Just south of the Midway, Farr Associates—a Chicago-based architecture firm known for green buildings and neighborhood plans—is renovating and converting what was New Grad into the new Harris School of Public Policy. This project is benign enough; it turns a closed dorm into an open, glass-paneled center for the public policy school. No harm, no foul. The firm’s founder, Doug Farr, speaks fondly of the project and his other work; as a professor for the Chicago Studies Calumet quarter, he takes the students to see his affordable housing projects in northern Indiana. The University of Chicago demonstrated its vow to environmentally conscious architecture and sustainability by assigning the conversion to him and his team. It speaks to the University’s commitment to the values of New Urbanism, a school of which Farr is a prominent member, alongside University professor of urbanism Emily Talen. Yet given that Farr is also the designer of Harper Court, it also speaks to UChicago’s commitment to the architect behind major gentrifying forces. This prompts questions about future projects on campus, especially for the new dorm located a block further east along the Midway: Who should build them?
Our campus is known for its Collegiate Gothic architecture; tours spout off information about how John D. Rockefeller chose limestone because it ages quickly and would resemble the famed European universities in its design as well as materiality. There is the Reg—Skidmore, Owings & Merrill’s striking example of brutalist thinking—and its appendix, Helmut Jahn’s innovative Mansueto glass shell. South of the Midway is Ludwig Mies van der Rohe’s School of Social Service Administration (a personal favorite), and right next door is Todd William and Billie Tsien’s Logan Center. As visually and architecturally striking as these buildings are, there is something even more shocking about them: how white their designers are.
Architecture and urbanism are exceptionally white and Eurocentric, and our campus—along with the New Urbanism our professors and campus architects espouse—is no exception. Almost all of our buildings were designed by white men, save for Billy Tsien, Jeanne Gang (a white woman, my issues with whom could fill up a dissertation), and Ricardo Legorreta (the architect behind Max P). Despite its gray limestone and concrete, our campus, from a building perspective, is exceptionally white. Even if the architects behind our campus remain unknown, what is salient is that it looks like any other top-tier academic institution: places founded by, intended for, and based on the wishes of white, European men. This sends the message to the student body, as well as the campus’s observers, that the University is intended for white people, especially men. An institution’s built environment puts its values and ideals into physical form in a way that is impossible to ignore or avoid, and UChicago is no exception. In choosing to enlist Doug Farr, the University is effectively saying that the only environmentally friendly architecture worth considering is done by white men with degrees from the top architecture schools in the country.

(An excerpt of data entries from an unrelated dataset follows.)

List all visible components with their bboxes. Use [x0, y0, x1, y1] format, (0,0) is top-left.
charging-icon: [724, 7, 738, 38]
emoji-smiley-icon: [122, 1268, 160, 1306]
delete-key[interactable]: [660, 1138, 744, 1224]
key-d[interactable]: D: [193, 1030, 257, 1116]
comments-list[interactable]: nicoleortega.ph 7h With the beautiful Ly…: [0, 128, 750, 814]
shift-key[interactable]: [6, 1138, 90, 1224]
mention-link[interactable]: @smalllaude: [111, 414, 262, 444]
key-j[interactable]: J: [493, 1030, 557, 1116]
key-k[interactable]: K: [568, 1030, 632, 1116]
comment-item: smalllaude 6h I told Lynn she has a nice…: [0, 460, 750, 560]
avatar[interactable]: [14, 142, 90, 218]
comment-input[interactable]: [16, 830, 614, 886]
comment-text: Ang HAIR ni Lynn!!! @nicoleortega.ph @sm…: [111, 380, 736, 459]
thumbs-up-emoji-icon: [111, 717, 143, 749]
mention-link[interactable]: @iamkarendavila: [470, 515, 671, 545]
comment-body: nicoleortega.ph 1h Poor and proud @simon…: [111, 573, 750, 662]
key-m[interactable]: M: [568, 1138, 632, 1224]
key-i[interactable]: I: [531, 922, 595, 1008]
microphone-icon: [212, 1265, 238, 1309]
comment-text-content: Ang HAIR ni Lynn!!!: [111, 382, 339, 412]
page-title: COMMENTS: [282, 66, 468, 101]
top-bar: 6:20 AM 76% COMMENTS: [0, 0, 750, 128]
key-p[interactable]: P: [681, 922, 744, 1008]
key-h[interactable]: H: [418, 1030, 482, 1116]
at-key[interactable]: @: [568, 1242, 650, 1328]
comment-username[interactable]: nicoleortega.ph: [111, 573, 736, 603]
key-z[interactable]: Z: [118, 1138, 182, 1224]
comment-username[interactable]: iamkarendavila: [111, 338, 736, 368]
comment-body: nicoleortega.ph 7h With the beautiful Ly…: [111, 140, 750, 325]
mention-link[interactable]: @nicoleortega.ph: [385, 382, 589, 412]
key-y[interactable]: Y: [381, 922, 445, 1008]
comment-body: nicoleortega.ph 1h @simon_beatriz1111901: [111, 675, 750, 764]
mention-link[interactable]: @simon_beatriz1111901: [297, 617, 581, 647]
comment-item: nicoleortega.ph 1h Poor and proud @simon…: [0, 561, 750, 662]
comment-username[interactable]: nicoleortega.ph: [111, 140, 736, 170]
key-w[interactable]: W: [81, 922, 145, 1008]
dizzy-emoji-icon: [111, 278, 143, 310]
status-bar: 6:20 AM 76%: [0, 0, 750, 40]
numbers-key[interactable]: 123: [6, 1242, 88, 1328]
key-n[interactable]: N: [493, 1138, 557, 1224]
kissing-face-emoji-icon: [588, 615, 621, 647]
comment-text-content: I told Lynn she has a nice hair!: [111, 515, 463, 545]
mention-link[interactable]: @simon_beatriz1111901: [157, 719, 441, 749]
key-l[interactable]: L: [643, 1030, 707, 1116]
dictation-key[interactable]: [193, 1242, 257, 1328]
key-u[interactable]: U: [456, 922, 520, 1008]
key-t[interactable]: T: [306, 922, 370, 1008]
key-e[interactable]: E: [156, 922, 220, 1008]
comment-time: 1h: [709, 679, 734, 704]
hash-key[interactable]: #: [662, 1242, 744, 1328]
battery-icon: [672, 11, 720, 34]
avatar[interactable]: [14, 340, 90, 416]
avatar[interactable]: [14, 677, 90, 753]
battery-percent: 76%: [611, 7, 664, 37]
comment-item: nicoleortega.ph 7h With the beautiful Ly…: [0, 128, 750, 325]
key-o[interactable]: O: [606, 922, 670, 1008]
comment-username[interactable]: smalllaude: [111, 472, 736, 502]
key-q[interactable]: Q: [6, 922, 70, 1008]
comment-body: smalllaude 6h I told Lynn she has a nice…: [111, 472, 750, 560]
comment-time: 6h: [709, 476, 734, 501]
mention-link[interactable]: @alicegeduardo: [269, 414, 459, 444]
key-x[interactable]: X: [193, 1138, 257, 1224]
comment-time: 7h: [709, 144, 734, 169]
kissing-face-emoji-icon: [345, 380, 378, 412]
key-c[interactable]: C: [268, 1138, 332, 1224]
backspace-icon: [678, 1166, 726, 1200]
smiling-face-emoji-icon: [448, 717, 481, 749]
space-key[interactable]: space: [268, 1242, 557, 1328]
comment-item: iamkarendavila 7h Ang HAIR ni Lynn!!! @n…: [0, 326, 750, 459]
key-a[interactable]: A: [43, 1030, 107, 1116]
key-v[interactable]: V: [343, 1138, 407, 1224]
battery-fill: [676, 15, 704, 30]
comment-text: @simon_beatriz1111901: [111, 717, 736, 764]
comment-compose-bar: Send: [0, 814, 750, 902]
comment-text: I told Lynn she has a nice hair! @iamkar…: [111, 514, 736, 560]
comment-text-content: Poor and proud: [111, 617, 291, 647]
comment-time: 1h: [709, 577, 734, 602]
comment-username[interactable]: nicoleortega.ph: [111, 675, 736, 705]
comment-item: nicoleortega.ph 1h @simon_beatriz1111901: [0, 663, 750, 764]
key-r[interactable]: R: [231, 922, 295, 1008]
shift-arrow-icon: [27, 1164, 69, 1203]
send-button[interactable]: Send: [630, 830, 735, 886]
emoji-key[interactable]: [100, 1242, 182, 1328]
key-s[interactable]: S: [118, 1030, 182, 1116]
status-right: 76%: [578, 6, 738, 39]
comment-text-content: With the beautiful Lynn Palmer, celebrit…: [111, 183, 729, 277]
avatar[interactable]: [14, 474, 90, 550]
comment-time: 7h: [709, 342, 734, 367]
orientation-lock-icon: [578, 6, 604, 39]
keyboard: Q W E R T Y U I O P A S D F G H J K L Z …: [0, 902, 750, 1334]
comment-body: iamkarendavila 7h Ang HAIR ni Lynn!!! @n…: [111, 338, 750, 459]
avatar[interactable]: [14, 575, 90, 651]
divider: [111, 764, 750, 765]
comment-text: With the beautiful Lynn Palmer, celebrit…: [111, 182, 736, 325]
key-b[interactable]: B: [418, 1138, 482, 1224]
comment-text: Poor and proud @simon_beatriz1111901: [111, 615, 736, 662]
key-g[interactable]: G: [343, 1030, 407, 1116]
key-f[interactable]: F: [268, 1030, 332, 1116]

Awareness of architecture’s expressive intent (be it conscious or not) is only growing here, what with the new architectural studies minor and the growing number of architectural historians on faculty. Before making the architecturally inclined feel welcome, the University should ensure that its own architecture makes a diverse student body feel welcome and represented. This is no herculean task; there are tens, if not hundreds, of male, female, non binary architects of color from around the world who specialize in environmentally conscious architecture. This year’s Pritzker Architecture Prize (the Nobel of architecture) was awarded to one such individual: Balkrishna Doshi was born and raised in India, studied under the father of modern architecture, Le Corbusier, and has designed multiple campuses around the world known for their commitment to collaborative learning, diversity, and sustainability—three issues which the University holds close and should hold even closer. The fact that Doshi was awarded the prize and not someone else, like the ever problematic and frankly overrated Jeanne Gang, who was on their shortlist, shows that the greater architectural world is advancing toward greater diversity (further proven by the Pritzker’s winners from the last 10 years). Why should our campus be any different?
The University is at a critical point: It can choose to remain in its bubble of Eurocentric architecture (and the overarching Eurocentrism it conveys), or it can concretize its commitment to diversity—of thought, of identity, of form. This is not a call for the campus to be demolished; rather, it is a plea for the administration to recognize the expressive ideological importance of the built environment and to conduct itself in a way that shows a commitment to the diversity it claims to have in ways beyond demography.
Isaac Tannenbaum is a student in the College.